RICHARD V. FRANCAVIGLIA, a historical geographer, has had a life-long interest in maps. His first job after graduating from high school was at Rand McNally & Co. (San Francisco, 1961), and he has studied and created maps throughout his varied forty-five-year career. He retired as Director of the Center for Greater Southwestern Studies and the History of Cartography at University of Texas at Arlington in 2008, but remains an active researcher and lecturer.
RONALD E. GRIM retired in May 2018 as Curator of Maps for the Norman B. Leventhal Map and Education Center at the Boston Public Library, a position he assumed in 2005 after working thirty-three years for the federal government with the cartographic collections at the National Archives and the Library of Congress.
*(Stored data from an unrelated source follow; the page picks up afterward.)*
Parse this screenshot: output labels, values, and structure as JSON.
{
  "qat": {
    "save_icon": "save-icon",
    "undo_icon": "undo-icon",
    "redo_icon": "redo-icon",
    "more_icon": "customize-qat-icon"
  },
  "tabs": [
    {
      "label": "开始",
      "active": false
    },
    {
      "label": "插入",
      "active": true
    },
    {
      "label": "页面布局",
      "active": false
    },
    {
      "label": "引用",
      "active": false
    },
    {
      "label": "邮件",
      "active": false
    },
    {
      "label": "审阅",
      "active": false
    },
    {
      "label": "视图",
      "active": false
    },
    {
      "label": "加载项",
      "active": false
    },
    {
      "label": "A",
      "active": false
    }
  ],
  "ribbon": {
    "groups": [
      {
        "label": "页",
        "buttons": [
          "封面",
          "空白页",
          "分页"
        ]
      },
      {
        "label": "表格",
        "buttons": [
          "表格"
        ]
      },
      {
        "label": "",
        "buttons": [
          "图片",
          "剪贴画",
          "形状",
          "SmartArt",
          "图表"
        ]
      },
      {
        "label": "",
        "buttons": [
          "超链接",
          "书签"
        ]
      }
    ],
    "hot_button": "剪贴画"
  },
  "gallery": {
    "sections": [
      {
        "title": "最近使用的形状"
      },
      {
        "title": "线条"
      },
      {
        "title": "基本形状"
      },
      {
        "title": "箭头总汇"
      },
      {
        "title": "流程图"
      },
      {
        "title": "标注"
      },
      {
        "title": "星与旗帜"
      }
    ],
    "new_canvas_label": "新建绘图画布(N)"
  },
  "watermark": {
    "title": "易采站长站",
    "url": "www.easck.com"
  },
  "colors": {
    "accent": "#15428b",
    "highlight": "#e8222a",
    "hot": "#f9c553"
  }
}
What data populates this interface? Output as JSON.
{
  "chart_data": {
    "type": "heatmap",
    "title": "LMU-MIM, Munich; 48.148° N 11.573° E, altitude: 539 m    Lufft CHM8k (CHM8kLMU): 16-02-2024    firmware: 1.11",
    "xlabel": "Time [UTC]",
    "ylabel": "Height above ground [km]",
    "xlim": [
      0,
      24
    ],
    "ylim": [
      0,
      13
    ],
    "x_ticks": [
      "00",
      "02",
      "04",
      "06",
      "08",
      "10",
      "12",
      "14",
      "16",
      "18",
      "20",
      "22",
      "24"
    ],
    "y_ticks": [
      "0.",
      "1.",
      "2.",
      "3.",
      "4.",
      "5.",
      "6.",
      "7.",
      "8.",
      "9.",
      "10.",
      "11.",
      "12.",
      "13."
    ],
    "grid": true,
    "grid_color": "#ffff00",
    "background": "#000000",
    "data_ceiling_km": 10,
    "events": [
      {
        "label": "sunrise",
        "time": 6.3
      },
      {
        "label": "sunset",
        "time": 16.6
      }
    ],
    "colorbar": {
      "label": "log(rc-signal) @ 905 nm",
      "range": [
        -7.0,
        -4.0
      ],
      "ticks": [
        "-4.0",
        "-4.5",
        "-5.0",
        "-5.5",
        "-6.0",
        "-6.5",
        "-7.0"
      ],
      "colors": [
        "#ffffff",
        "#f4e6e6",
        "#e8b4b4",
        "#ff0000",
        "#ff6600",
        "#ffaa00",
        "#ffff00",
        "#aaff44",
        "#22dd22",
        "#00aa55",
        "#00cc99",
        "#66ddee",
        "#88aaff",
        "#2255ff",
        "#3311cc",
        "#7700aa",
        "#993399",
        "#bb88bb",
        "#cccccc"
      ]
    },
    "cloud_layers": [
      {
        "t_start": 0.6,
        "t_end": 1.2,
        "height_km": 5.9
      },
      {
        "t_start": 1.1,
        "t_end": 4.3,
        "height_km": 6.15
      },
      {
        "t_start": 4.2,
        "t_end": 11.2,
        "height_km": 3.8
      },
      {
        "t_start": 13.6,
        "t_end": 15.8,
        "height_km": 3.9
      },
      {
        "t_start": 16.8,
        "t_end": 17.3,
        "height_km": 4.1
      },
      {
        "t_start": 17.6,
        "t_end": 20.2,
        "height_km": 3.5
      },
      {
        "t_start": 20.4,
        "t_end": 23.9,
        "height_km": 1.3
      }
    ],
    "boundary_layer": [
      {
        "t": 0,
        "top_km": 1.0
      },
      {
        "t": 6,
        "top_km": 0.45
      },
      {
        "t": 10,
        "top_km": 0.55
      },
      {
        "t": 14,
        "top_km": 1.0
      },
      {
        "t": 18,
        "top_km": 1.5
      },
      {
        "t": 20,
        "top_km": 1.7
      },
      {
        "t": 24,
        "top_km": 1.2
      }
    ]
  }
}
RICK GRUNDER chaired the BYU Library Bibliographic Department until starting his antiquarian business in 1981, specializing in early Mormon books, manuscripts, and artifacts (Lafayette, New York). He is the author of Mormon Parallels: A Bibliographic Source (2008, 2014; Bear Hollow Books, 2018, five vols.) and recipient with Will Bagley of the Merrill Mattes Award for Excellence in Writing for their article “‘I Could Hardly Hold the Pen’: Phebe Ann Wooley Davis’s Hard Road to Utah and Back, 1864–1865,” Overland Journal 27, no. 3 (Fall 2009).
JOHN NILSSON earned a BA in history from Brigham Young University, an MA in history from the University of Utah, and did additional graduate work at the University of Washington. A native of Los Angeles, he currently serves as the Assistant Dean of the Academic Advising Center at the University of Utah.
STEVEN L. OLSEN is Senior Curator for Historic Sites at the LDS Church History Department and is a member of the Board of State History. His PhD dissertation from the University of Chicago was a cultural analysis of the origins of Latter-day Saint settlement. He lives in Heber City, Utah, with his wife, occasional children, and assorted pets.
RICHARD L. SAUNDERS is an academic librarian and former Dean of Library Services at Southern Utah University. A graduate of Utah State University, he holds graduate degrees in history from USU and the University of Memphis. He is presently at work on a biography of Utah native and historian of western America Dale L. Morgan and a study of postwar social and economic change in rural America, focusing on several counties in West Tennessee.